Warning: Spoilers ahead for The Handmaid’s Tale, season five, episode nine.
By his own admission, Bradley Whitford is well aware that a white man in his 60s might be an odd choice to helm an episode of The Handmaid’s Tale. Still, he’d floated the idea of directing to creator and showrunner Bruce Miller after joining the cast in season two as Commander Joseph Lawrence. After years of working so closely with the cast, he couldn’t resist the opportunity to take a seat in the director’s chair.
“It was something I’d always wanted to do more of,” says Whitford. “My impulse to direct really rears up when [I] love the show, I love the actors.”
It’s not Whitford’s first time in the director’s chair in his 37-year career—that was in 2007, for the series finale of Aaron Sorkin’s Studio 60 on the Sunset Strip. He’d wanted to direct while he was playing deputy White House chief of staff Josh Lyman on The West Wing, but the closest he came was writing the 2005 episode “Faith-Based Initiative,” in the show’s sixth season. It’s been 15 years—“Was it 15? Jesus. Yeah,” Whitford realizes on the other end of our transatlantic Zoom call—since he directed.
“There is a psychology of submission that I struggle with as an actor,” Whitford, clad in a plain white tee and seated in front of a semi-unorganized shelf of dozens of books, tells Vanity Fair. “We all have to wait for someone to write it, someone to choose us, and I find that really corrosive.”
In the same stream-of-consciousness response, he offers a contradictory reason for not having directed more: “I think I’ve been so lucky as an actor that I get distracted from wanting to take more responsibility for stories.”
Whitford expounds on the virtues of the cast and crew that he’s spent the last four years working with on The Handmaid’s Tale, and though he gets hyperbolic, none of it feels insincere. He’s especially animated talking about Elisabeth Moss—the show’s lead as intrepid June Osborne, as well as executive producer, and oft-director—and how specifically she galvanized his desire to get behind the camera again.
“I have never seen any actor who was also a producer so involved in every draft, in every cut, in every choice,” says Whitford, who met Lizzie, as he calls her, in 1999 when she played first daughter Zoey Bartlet on The West Wing. “It’s unheard-of for an actor, let alone one who is doing a part as difficult as [June], to be that involved. I remember her expressing some insecurity about [directing] and I was like, ‘Oh, man. You are so ready.’ And then being directed by her and being boggled by her ability at that—it really inspired me.”

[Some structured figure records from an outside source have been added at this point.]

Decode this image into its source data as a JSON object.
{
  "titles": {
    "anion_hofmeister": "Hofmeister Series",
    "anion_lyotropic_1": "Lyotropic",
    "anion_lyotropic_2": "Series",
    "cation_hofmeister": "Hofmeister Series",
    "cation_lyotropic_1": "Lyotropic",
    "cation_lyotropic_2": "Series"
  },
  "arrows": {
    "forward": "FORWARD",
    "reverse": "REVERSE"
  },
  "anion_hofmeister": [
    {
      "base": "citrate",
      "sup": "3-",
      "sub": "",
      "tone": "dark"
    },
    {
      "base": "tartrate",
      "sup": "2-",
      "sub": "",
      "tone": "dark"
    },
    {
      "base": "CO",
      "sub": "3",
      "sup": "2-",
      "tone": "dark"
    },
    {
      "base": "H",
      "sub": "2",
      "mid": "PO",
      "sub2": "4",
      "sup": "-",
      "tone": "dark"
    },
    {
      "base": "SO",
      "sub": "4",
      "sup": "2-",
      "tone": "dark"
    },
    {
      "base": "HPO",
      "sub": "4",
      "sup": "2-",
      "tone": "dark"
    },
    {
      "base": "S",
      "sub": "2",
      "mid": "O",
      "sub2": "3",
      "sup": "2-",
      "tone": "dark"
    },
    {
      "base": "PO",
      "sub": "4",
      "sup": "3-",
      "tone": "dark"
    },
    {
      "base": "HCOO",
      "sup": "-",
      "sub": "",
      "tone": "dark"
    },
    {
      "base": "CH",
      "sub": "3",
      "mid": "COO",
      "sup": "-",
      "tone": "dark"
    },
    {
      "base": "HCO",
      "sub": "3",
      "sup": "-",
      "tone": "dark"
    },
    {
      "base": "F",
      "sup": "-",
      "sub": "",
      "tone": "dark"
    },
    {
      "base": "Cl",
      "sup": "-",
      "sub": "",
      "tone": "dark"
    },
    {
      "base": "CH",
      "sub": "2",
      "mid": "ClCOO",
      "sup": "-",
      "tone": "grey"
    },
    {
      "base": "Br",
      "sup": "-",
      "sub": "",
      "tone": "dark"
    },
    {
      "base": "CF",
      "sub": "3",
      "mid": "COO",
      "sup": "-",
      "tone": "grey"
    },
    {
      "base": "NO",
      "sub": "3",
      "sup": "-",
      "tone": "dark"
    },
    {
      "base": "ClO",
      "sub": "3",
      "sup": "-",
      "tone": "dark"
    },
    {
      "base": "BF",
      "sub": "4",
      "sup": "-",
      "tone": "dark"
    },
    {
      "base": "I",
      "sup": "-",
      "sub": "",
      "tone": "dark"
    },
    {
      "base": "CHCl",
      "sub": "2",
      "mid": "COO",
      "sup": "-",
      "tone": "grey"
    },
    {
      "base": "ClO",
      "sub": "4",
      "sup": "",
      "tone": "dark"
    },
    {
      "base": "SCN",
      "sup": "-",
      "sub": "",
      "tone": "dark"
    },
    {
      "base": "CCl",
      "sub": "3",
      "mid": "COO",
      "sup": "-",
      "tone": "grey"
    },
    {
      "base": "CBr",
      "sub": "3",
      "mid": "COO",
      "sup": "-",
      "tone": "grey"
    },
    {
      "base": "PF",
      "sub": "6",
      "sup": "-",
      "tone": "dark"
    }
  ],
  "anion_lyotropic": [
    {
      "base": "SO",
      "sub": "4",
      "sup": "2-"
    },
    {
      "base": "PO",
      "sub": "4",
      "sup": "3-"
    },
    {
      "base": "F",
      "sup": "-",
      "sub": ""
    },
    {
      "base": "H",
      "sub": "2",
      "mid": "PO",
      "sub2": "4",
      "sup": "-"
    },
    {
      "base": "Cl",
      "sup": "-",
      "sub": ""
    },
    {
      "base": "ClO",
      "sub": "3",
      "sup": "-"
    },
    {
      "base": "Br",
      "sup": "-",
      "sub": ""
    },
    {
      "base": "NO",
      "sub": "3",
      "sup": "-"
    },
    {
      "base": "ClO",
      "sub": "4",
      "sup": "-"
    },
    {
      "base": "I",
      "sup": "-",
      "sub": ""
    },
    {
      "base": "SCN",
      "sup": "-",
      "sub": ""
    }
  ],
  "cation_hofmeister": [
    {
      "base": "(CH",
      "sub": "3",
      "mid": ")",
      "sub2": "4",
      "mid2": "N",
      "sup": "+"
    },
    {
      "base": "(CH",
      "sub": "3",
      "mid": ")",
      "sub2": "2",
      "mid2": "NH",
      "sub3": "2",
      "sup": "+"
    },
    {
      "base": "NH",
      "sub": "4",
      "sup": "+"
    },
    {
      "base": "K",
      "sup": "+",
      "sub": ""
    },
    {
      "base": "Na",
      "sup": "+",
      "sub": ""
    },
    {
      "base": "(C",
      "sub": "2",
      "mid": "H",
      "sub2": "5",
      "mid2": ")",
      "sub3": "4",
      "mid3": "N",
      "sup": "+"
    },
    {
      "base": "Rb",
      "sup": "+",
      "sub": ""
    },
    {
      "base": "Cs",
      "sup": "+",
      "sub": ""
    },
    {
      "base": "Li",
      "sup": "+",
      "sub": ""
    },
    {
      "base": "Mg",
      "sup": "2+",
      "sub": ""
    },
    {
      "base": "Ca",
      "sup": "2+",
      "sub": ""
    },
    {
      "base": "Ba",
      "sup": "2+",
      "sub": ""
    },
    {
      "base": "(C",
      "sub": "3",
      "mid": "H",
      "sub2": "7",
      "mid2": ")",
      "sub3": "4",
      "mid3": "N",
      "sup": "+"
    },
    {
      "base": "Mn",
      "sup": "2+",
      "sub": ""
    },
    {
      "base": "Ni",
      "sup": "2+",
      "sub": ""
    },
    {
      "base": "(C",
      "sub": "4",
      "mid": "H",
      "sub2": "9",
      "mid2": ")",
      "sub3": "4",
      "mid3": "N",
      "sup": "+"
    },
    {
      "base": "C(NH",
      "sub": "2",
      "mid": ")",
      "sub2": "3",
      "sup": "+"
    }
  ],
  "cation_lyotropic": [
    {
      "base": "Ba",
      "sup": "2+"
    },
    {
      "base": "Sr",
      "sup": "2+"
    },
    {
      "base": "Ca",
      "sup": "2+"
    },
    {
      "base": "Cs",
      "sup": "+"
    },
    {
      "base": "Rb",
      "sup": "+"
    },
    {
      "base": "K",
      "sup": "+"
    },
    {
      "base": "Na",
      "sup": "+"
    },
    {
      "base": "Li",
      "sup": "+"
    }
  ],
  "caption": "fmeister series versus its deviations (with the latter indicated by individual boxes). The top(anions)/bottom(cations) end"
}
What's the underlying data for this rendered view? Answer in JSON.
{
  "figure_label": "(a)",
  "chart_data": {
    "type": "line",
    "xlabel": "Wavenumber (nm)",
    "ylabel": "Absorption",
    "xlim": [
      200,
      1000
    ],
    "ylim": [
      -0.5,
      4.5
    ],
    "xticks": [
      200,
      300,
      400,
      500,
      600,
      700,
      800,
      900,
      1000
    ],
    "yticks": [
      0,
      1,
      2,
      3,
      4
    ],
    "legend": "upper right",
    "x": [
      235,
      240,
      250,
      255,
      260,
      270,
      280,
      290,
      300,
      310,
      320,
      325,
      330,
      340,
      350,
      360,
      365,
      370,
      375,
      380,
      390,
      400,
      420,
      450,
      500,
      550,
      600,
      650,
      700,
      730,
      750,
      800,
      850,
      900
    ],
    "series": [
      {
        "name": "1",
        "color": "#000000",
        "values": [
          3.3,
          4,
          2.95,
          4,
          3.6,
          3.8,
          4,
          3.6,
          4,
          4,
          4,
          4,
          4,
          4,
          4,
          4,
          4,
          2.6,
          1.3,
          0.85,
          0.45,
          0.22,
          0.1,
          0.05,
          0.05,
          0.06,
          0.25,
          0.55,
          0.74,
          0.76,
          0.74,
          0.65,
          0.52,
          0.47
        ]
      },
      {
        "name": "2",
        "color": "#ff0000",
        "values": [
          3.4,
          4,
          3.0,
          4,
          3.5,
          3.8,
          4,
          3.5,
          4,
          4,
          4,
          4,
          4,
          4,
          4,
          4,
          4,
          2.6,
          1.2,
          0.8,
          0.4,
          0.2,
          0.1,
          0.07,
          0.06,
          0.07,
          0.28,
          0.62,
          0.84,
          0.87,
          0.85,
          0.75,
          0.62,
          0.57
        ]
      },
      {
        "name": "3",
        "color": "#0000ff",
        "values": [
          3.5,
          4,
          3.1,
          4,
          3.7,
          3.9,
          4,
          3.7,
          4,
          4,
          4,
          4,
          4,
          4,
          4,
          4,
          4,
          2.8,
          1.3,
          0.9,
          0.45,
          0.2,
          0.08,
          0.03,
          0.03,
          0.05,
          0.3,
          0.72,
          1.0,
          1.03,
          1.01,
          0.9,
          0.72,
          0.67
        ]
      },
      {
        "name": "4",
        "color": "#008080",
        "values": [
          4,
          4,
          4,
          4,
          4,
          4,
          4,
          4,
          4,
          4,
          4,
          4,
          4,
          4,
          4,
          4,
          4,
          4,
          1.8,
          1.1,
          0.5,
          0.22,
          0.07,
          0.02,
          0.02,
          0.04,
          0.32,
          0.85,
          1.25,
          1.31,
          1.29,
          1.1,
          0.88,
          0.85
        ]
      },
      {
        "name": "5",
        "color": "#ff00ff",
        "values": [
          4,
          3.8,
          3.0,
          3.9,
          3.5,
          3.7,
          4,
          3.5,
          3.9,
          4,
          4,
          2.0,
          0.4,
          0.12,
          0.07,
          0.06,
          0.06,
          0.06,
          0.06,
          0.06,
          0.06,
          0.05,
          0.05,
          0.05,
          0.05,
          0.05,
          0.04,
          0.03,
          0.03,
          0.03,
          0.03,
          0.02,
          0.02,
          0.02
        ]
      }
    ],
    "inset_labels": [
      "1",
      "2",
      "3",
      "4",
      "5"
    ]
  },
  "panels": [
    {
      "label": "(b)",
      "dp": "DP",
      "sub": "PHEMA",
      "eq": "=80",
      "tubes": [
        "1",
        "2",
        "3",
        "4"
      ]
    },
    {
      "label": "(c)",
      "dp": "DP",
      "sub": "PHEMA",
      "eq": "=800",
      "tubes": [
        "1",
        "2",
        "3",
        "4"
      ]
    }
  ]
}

So in April of last year, Whitford was given the outline of this season’s episode nine, “Allegiance,” which he would get to direct in June. He spent those two months shadowing Moss as much as he could while she directed the first two episodes and the finale, even standing in for every character while lighting and blocking were designed. He leaned heavily on cinematographer Nicola Daley, whom he describes as a fierce advocate for the show’s integrity. He rewatched every episode of the show from the beginning.
“I don’t think I’m being too self-deprecating when I say fear [was what made me rewatch the entire series],” says Whitford. “The show is so visually stunning, it’s intimidating. The strength I am bringing as an actor is not necessarily an extraordinary visual grammar. I wanted to see what worked. The first time you’re watching something, you’re just sort of experiencing it. I was watching it with a consciousness [this time]. By the time I got my actual script, there was a sense of freedom.”
The surprise for Whitford, when he got the outline, was just how much his character was in the episode. He assumed his episode would be fairly self-contained, but “Allegiance” begins with a military operation to save Hannah (Jordana Blake), which quickly goes wrong; Serena (Yvonne Strahovski) continues to live a trapped existence with the Wheelers but plots her (second) escape from them during the opening of the Gilead Fertility Center; June secretly meets up with Nick (Max Minghella) on the border; Commander Lawrence proposes (if you can call it that) marriage (is it?) to the newly widowed Naomi Putnam (Ever Carradine); there’s a mass shooting at the end of the episode; and back at the midway point, there’s an extremely intimate and devastating phone conversation between June and Joseph, as she refers to Commander Lawrence these days.
“I think I’m in it more than I’m in any episode I’ve ever been in,” he says.